El segundo fue Altynnov. No era un científico famoso, sino simplemente un hombre de empresa. Después de su primer término se había mostrado reticente, caviloso, con la desconfianza cerril típica de la tribu de los detenidos. Tan pronto como el Decreto "Reforzamiento de la Retaguardia" comenzó a hacer sus primeras barridas por los barrios, que formaban anillo en torno de la capital, Altynnov simuló desarreglos cardíacos y fue admitido en una clínica de enfermedades del corazón. Lo simuló tan de verdad y por tan largo tiempo que los médicos no tuvieron más esperanza de salvarlo. Sus amigos cesaron sus cuchicheos, comprendiendo que su corazón gastado por tantos años de astucia, simplemente no daba más.

De este modo, Yakonov, ya predestinado desde el año anterior por haber sido un zek, estaba ahora doblemente sentenciado como saboteador.

La fosa llamaba a sus hijos de regreso.

Yakonov hizo su camino hacia arriba del lote libre, sin darse cuenta de dónde iba, ni notar la pendiente. Finalmente, falto de aliento tuvo que detenerse. Sus piernas estaban cansadas, sus tobillos tensos de hacer fuerza por lo desigual del suelo.

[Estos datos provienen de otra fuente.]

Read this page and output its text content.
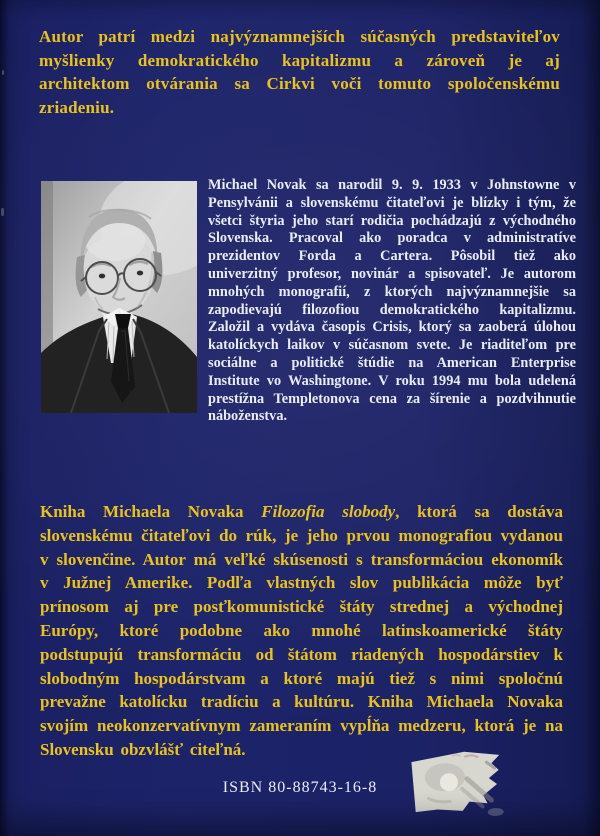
Autor patrí medzi najvýznamnejších súčasných predstaviteľov myšlienky demokratického kapitalizmu a zároveň je aj architektom otvárania sa Cirkvi voči tomuto spoločenskému zriadeniu.

Michael Novak sa narodil 9. 9. 1933 v Johnstowne v Pensylvánii a slovenskému čitateľovi je blízky i tým, že všetci štyria jeho starí rodičia pochádzajú z východného Slovenska. Pracoval ako poradca v administratíve prezidentov Forda a Cartera. Pôsobil tiež ako univerzitný profesor, novinár a spisovateľ. Je autorom mnohých monografií, z ktorých najvýznamnejšie sa zapodievajú filozofiou demokratického kapitalizmu. Založil a vydáva časopis Crisis, ktorý sa zaoberá úlohou katolíckych laikov v súčasnom svete. Je riaditeľom pre sociálne a politické štúdie na American Enterprise Institute vo Washingtone. V roku 1994 mu bola udelená prestížna Templetonova cena za šírenie a pozdvihnutie náboženstva.

Kniha Michaela Novaka Filozofia slobody, ktorá sa dostáva slovenskému čitateľovi do rúk, je jeho prvou monografiou vydanou v slovenčine. Autor má veľké skúsenosti s transformáciou ekonomík v Južnej Amerike. Podľa vlastných slov publikácia môže byť prínosom aj pre posťkomunistické štáty strednej a východnej Európy, ktoré podobne ako mnohé latinskoamerické štáty podstupujú transformáciu od štátom riadených hospodárstiev k slobodným hospodárstvam a ktoré majú tiež s nimi spoločnú prevažne katolícku tradíciu a kultúru. Kniha Michaela Novaka svojím neokonzervatívnym zameraním vypĺňa medzeru, ktorá je na Slovensku obzvlášť citeľná.

ISBN 80-88743-16-8
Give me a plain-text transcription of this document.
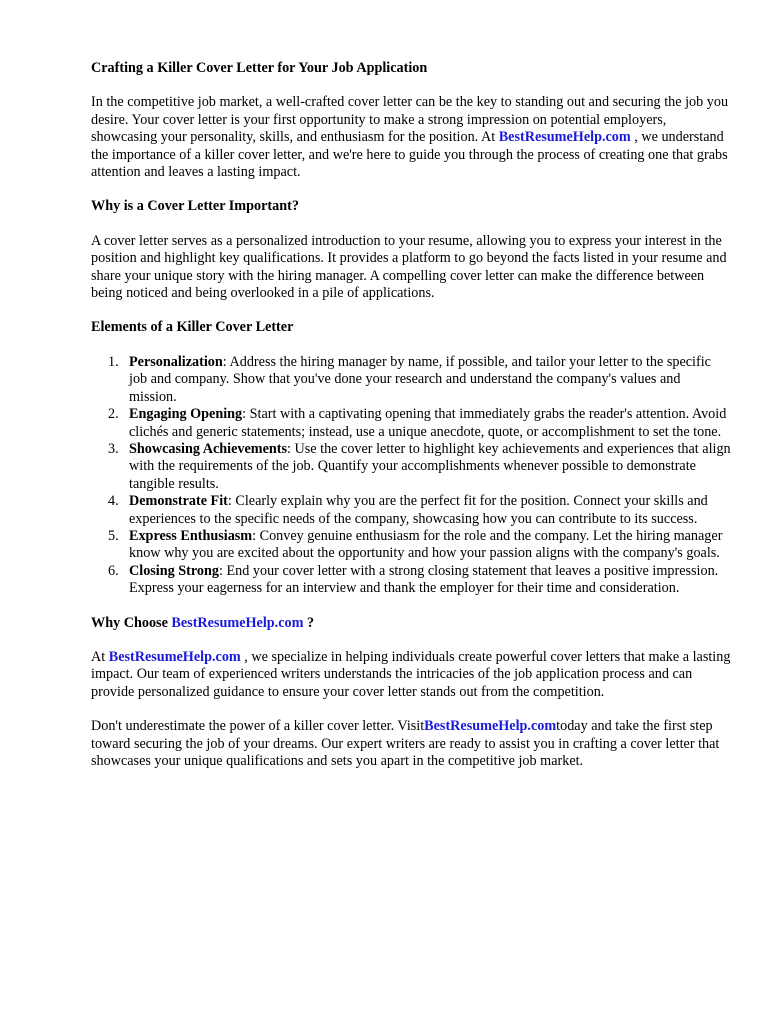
Crafting a Killer Cover Letter for Your Job Application

In the competitive job market, a well-crafted cover letter can be the key to standing out and securing the job you desire. Your cover letter is your first opportunity to make a strong impression on potential employers, showcasing your personality, skills, and enthusiasm for the position. At BestResumeHelp.com , we understand the importance of a killer cover letter, and we're here to guide you through the process of creating one that grabs attention and leaves a lasting impact.

Why is a Cover Letter Important?

A cover letter serves as a personalized introduction to your resume, allowing you to express your interest in the position and highlight key qualifications. It provides a platform to go beyond the facts listed in your resume and share your unique story with the hiring manager. A compelling cover letter can make the difference between being noticed and being overlooked in a pile of applications.

Elements of a Killer Cover Letter
1. Personalization: Address the hiring manager by name, if possible, and tailor your letter to the specific job and company. Show that you've done your research and understand the company's values and mission.
2. Engaging Opening: Start with a captivating opening that immediately grabs the reader's attention. Avoid clichés and generic statements; instead, use a unique anecdote, quote, or accomplishment to set the tone.
3. Showcasing Achievements: Use the cover letter to highlight key achievements and experiences that align with the requirements of the job. Quantify your accomplishments whenever possible to demonstrate tangible results.
4. Demonstrate Fit: Clearly explain why you are the perfect fit for the position. Connect your skills and experiences to the specific needs of the company, showcasing how you can contribute to its success.
5. Express Enthusiasm: Convey genuine enthusiasm for the role and the company. Let the hiring manager know why you are excited about the opportunity and how your passion aligns with the company's goals.
6. Closing Strong: End your cover letter with a strong closing statement that leaves a positive impression. Express your eagerness for an interview and thank the employer for their time and consideration.
Why Choose BestResumeHelp.com ?

At BestResumeHelp.com , we specialize in helping individuals create powerful cover letters that make a lasting impact. Our team of experienced writers understands the intricacies of the job application process and can provide personalized guidance to ensure your cover letter stands out from the competition.

Don't underestimate the power of a killer cover letter. VisitBestResumeHelp.comtoday and take the first step toward securing the job of your dreams. Our expert writers are ready to assist you in crafting a cover letter that showcases your unique qualifications and sets you apart in the competitive job market.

Desde el alto lugar que había escalado, miró entonces en torno de él, con ojos que recién percibían lo que miraban, y trató de hacer cuentas acerca de dónde estaba.

En la hora desde que dejó su coche, la noche se había vuelto mucho más fría; y casi había pasado. La niebla desaparecía. El suelo bajo sus pies estaba salpicado de pedazos de ladrillos y vidrios rotos, había un galpón o una casilla inclinada cerca de él. Más abajo estaba la valla a lo largo de la cual había caminado rodeando la gran área donde las construcciones no habían sido iniciadas. Aunque no nevaba, todo aparecía blancuzco por la escarcha.

Aquella colina tan próxima al centro de la capital, sugería una extraña desolación. Blancos peldaños ascendían, siete primero; después se detenían para recomenzar.